Focus
Is More TV and Computer Screen Time Risk for Teens’ Relationships with Parent and Friends? Study Says Yes
This is a study worth knowing about but it worries me because too much can be made of it without thoughtfully considered how it applies to the teenagers in their own homes.
It was just published in the Archives and Pediatrics and Adolescent Medicine and is reported in Medpage Today.
Please, if you are concerned about this, discuss this with your child’s own doctor.
Since the study compared to groups of teens 16 years apart, it is important because it may have identified an important trend. Sixteen years is forever in computer land.
Bias alert! I don’t think television time and computer screen time necessarily are equal and yet in this study it would appear that computer screen time is more limiting than television time. I could be badly mistaken. This is the result of watching kids do both and is my own purely observational, informal and not scientific comment.
Television time is much more passive. Computer screen time may or may not be passive. If they are actively learning, designing or interacting with peers, that may be another matter when it comes to affecting their most important relationships. This study shows the opposite outcome. Computers are worse for kids inter-personal relationships. Worse than television? Why? Why? Why?
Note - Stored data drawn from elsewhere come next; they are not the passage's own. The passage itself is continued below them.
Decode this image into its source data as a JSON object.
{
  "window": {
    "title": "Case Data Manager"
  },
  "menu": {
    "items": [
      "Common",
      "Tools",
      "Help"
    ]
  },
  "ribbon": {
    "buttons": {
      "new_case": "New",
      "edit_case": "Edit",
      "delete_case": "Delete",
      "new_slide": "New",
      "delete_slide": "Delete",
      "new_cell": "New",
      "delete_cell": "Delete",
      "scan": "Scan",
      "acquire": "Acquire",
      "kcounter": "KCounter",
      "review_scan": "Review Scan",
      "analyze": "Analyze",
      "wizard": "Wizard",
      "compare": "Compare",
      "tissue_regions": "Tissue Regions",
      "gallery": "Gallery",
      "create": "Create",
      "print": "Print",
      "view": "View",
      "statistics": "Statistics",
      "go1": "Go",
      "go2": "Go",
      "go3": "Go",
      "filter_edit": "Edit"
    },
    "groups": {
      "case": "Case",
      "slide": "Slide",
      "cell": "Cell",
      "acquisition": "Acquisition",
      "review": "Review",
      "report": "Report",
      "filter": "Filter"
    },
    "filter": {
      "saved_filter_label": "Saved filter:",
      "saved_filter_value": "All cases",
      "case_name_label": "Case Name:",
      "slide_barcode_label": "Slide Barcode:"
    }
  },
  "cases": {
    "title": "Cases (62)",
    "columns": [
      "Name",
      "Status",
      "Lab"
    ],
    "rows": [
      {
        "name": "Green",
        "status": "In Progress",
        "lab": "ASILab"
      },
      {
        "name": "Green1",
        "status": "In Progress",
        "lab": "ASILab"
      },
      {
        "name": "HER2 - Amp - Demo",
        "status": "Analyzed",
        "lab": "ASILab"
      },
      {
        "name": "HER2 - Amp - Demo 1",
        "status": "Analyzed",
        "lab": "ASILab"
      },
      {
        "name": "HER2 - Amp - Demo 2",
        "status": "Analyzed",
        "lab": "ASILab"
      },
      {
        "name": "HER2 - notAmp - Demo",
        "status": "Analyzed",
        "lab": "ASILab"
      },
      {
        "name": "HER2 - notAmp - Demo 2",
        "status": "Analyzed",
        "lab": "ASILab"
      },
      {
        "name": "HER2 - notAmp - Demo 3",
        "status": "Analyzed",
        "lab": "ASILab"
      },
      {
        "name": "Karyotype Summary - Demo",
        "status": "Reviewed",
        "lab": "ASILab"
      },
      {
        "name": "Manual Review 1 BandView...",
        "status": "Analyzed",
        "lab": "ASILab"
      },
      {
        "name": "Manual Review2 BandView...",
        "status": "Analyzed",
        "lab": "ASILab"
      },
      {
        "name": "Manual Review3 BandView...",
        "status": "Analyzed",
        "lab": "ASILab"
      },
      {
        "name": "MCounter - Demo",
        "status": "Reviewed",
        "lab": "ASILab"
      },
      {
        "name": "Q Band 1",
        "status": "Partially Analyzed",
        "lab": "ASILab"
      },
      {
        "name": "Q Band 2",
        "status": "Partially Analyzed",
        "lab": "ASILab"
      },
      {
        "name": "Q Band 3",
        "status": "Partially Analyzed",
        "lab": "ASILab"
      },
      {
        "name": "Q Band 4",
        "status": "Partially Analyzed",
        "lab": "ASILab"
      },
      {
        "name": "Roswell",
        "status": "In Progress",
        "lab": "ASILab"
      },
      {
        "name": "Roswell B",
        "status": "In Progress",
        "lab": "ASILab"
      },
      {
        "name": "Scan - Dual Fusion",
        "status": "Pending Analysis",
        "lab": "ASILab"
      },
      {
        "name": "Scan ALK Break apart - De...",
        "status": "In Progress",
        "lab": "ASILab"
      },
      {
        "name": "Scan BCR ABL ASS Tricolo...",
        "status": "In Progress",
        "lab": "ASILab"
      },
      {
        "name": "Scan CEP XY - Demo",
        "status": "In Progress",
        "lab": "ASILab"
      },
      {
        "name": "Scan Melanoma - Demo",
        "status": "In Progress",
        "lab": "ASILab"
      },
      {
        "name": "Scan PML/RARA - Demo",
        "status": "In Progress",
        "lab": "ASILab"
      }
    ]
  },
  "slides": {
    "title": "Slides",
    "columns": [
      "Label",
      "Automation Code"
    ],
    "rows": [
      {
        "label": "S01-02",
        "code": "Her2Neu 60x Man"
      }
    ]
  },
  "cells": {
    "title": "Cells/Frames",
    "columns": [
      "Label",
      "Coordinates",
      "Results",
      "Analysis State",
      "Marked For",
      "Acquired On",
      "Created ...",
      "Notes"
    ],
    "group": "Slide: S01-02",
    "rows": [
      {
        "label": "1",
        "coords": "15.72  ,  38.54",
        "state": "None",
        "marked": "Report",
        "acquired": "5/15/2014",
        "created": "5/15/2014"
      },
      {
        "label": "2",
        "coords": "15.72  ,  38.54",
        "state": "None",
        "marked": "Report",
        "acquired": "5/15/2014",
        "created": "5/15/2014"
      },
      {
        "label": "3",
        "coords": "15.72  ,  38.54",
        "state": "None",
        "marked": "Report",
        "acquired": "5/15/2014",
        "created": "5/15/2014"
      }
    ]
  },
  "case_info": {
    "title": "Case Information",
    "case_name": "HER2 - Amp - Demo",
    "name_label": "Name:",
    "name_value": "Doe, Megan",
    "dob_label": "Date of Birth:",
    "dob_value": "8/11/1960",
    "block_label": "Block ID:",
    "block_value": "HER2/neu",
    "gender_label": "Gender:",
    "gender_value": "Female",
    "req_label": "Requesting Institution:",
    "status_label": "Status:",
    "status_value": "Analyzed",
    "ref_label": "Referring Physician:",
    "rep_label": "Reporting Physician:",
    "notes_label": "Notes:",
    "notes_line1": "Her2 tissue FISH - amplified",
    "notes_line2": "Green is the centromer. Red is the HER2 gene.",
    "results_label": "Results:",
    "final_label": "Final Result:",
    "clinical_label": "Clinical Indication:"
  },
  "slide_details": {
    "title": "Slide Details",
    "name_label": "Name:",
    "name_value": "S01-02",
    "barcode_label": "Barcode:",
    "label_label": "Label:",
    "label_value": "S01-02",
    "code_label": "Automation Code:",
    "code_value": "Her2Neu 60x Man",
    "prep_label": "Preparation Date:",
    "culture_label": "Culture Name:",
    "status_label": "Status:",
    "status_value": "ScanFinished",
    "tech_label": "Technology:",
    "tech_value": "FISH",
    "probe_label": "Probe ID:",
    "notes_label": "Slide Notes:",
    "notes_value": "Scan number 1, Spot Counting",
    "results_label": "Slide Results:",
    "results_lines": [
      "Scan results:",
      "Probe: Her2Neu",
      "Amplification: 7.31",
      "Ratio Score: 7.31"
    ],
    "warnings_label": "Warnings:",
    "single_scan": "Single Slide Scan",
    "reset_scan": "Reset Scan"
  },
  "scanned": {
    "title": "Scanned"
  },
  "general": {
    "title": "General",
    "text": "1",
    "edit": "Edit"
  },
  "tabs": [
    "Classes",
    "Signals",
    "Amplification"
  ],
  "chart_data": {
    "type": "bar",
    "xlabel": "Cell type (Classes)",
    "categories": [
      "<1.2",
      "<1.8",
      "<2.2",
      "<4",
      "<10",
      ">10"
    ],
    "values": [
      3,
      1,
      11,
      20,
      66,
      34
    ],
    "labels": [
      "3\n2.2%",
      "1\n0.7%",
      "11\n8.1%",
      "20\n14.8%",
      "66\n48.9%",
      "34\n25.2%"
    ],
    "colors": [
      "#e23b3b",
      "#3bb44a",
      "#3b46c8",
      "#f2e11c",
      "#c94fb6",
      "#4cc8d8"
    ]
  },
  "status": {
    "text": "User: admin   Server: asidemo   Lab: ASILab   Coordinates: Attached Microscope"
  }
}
Of course, for years, public educators, parents in low income or remote locations and others have worried about the “digital divide,” the difference in opportunities for kids who have computer access and those who don’t. Their concern is well-founded because a lack of a digital access is a limitation educationally.
So, with much caution, parents might want to read this study.
More important is the context. Is your young screen-starer doing okay with friends and family? Have teachers commented on problems with peer relationships at school? Do you, or does your child, sense that all is not well with this kids’ circle of friends? Or, rather, that there is not one?
There is reason to pay attention to your child’s screen time. There also is reason to ask if you are seeing these signs, the ones that signal screen time is limiting them in their most important relationships.
“The more time teens spend watching television and using computers, the less likely they are to develop close relationships with parents and peers, a study of two New Zealand teen cohorts separated by 16 years found. (Emphasis added)
“For every hour adolescents spent watching television, there was a 13% increased risk of low attachment to parents (risk ratio 1.13, 95% CI 1.00 to 1.26; P<0.05) and a 24% increase in the risk of having low attachment to peers (RR 1.24, 95% CI 1.08 to 1.40; P<0.05), according to a report on one of the cohorts published online in the Archives of Pediatrics & Adolescent Medicine. (Emphasis added)
“In the second cohort, investigators found that the risk of having low attachment to parents increased by 4% for every hour spent watching television (RR 1.04, 95% CI 1.01 to 1.08; P<0.05) and by 5% for every hour spent playing on a computer (RR 1.05, 95% CI 1.02 to 1.09; P<0.05).
“Screen time was associated with poor attachment to parents and peers in two cohorts of adolescents 16 years apart,” Rosalina Richards, PhD, of the University of Otago in New Zealand, and colleagues wrote.”
“Given the importance of attachment to parents and peers in adolescent health and development, concern about high levels of screen time among adolescents is warranted.”